The Last Boleyn(74)



“Will, please. I do not need your reprimands. I need your love and understanding.”

“’You have my duty, wife. After that, things get most difficult. The barges wait on the other side of that hedge, beyond the roses. Since we undoubtedly ride back on different boats anyway, I am certain you can find your own path when you are finished crying for your little Harry and what the Bullens will say when they hear Anne walks at Hampton with Henry Tudor in place of golden Mary.” He mockingly bowed to her and spun on his heel.

Mary’s first impulse was to throw herself flat on the grass and scream and sob. His anger and bitterness astounded her. He kept it tightly bottled most of the time but when it exploded...He did hate her. He had finally admitted it. She crumpled weakly on a carved bench under a bewinged marble Cupid. The tears which would help release her agony did not come. She felt drained, totally enervated, and she dreaded raising her eyes again to the trellised arbor where Staff made passionate love to that woman.

She breathed hard in great quivering gasps drifting between outrage and desolation. Perhaps she was beyond crying ever again. She felt the urge to run away and hide, to flee like a child playing hide-and-seek in the gardens. They would wonder where she was, they would search, but they would have to return to the palace without her.

She craned her neck and looked at last. Staff and Maud had disappeared. Or maybe they were sprawled on the grass. She heaved a deep sigh. The garden was so unutterably beautiful, and she was so wretched. If anyone noticed her here alone, the gossip would be all over the court. The blonde Bullen sits alone and her husband and the king desert her. She thought to laugh at what father would say to that, but she heard a few huge raindrops plop on the gravel path and watched them bounce the green rose leaves. She tilted her head up to the pearl gray sky and blinked as a drop drenched her thick lashes. She moved to stand under the enclosed arched trellis and saw Mary Tudor and her Duke of Suffolk run laughing along the path to the watergate. She must go back. They would all be coming now, but she stepped back hidden in her tiny shelter in the rose garden.

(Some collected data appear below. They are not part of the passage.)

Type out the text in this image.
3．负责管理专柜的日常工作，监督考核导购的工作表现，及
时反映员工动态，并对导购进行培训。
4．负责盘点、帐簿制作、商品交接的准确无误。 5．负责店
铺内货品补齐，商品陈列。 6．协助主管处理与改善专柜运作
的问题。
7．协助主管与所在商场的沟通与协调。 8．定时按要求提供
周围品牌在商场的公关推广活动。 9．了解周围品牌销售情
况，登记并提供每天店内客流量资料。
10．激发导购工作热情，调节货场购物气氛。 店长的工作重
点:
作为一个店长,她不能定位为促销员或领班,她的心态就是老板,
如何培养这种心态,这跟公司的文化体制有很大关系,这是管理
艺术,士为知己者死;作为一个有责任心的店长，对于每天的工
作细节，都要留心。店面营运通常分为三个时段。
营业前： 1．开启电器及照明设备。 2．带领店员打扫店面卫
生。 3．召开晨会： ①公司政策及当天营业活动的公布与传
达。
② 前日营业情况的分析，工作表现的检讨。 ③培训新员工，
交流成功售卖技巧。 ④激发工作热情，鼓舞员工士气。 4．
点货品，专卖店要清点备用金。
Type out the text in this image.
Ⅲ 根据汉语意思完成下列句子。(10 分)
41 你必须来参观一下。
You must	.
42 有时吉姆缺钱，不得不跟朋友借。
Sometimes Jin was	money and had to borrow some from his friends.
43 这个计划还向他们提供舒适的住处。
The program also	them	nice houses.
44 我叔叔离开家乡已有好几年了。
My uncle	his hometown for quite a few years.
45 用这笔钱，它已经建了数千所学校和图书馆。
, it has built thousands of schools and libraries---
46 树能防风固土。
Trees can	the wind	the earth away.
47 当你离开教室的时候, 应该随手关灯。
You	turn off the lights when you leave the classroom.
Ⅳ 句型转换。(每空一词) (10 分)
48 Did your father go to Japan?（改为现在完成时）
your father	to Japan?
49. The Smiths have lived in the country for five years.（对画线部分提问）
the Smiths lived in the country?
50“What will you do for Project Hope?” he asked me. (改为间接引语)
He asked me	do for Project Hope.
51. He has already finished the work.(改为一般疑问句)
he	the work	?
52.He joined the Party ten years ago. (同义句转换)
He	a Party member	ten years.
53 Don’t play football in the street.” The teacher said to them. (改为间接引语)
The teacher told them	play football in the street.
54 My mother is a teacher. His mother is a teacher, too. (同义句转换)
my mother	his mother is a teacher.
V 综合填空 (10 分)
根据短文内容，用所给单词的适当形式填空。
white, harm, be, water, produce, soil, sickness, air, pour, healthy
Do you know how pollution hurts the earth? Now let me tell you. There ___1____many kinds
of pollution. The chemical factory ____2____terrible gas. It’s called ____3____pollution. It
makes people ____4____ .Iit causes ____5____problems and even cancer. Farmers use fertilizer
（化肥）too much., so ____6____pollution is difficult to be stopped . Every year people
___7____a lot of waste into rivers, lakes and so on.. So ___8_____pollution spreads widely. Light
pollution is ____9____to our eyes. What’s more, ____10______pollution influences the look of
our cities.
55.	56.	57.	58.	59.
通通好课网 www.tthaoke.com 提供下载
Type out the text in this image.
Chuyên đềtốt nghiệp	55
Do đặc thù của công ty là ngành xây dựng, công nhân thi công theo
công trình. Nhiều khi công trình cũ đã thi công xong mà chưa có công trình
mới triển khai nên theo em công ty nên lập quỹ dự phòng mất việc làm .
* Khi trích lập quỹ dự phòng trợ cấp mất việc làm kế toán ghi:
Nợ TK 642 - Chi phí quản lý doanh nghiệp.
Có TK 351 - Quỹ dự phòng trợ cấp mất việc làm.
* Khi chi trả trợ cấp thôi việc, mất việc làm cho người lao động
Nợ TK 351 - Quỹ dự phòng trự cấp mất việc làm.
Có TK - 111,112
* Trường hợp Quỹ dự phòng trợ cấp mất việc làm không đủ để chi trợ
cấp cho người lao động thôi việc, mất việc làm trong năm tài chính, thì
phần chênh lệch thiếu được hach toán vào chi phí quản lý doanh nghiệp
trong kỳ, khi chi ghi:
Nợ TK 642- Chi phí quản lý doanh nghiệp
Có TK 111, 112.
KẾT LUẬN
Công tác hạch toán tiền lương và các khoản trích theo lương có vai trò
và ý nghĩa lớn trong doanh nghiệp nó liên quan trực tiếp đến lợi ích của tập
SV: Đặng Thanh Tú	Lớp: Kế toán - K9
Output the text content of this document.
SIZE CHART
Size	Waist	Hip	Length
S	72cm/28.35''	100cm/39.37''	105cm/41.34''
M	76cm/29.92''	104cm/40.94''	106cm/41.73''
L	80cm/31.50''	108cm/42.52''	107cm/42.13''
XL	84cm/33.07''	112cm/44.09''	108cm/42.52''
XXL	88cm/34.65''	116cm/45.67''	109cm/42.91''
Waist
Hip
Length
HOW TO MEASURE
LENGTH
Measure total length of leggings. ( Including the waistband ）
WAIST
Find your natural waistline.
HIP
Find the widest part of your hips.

She saw him then and instinctively took another step back into the thorns. He was so tall and the peacock blue of his garments stood out clearly in the riot of pinks and whites and greens at his back. But he was going the wrong way, not toward the barges. What had he done with his little paramour, Maud?

Mary watched him silently as he walked farther away from her. When he spun back, he caught sight of her and strode in huge steps through the rain to her. She thought to run, to lead him a chase through the gardens, but she was frozen in anguish and fascination. He put a hand on each side of the little enclosed bower blocking her in.

“It is going to pour, Mary. Why did you not come back with Will? He says His Grace chooses to take the little Bullen for a walk.”

“Yes. Will and I had an argument and he preferred not to enjoy my company either. Did he tell you that? I am returning to the barge now. Please do not concern yourself. I know you have more important people to look after. Let me pass.”

“Stop this nonsense. Everyone will be coming back soon and we have not much time.” He took a step closer to her in the cool protection of the sweet-scented bower. “They will not notice us here, and we will return separately in a moment. I should take the few minutes we have to give you one of my educational messages about being careful not to scold the king about his attentions to your sister, or doing something foolish like pleading with the king to restore little Harry to you, but I need this time for something far more important.”

He dropped his hands to her waist, and she took a step back, pressing closer into the leaves, blooms and prickers. He reached again and pulled her gently to him.

“Do not dare to ever touch me again!” she spat at him. “Go caress your Maud, go kiss her in the roses!” A little sob tore from her throat, and the stubborn tears sprang to her eyes again.

He loosed her waist and took one of her hands firmly in both of his warm ones. “I am in your bad graces, sweetheart, and rightly so. I did not know you and Will stood so close in the garden.”

“I am certain it would not have made one tiny difference to you if the cardinal himself would have stood there watching!”

His teeth shone white in the dim bower as he smiled and the rain splattered down around their protective arch of leaves. “I am elated that my attention to other ladies displeases you.”

“I could not care less what you do, William Stafford!”

“Really? Fine, because I am going to kiss you and if we had the time, I would carry you to one of those three hundred silken beds in that great pile of Wolsey’s bricks and make hot love to you whether you were willing or not. I told you I do not love the little Jennings, Mary, and I told you true. You know whom I do love, do you not, sweetheart?”

His voice was so low and caressing, his dark eyes so mesmerizing in the regular patter of raindrops that she almost relaxed against him. His strong hands went to her waist again, he gave a little pull and she leaned full on him as his lips descended. She went limp; her thoughts and fear subsided as she returned kiss for searing kiss. Her arms stole up his back, and she pressed her open palms against his iron muscles through the velvet doublet. He shifted his weight and tipped her back a bit in his encircling arms. His lips traced fire down her throat, down to where her breasts swelled above the tiny lace rim of her decolletage. Her head dropped back on his shoulder, and she savored the touch of his tongue. His breath scalded her there.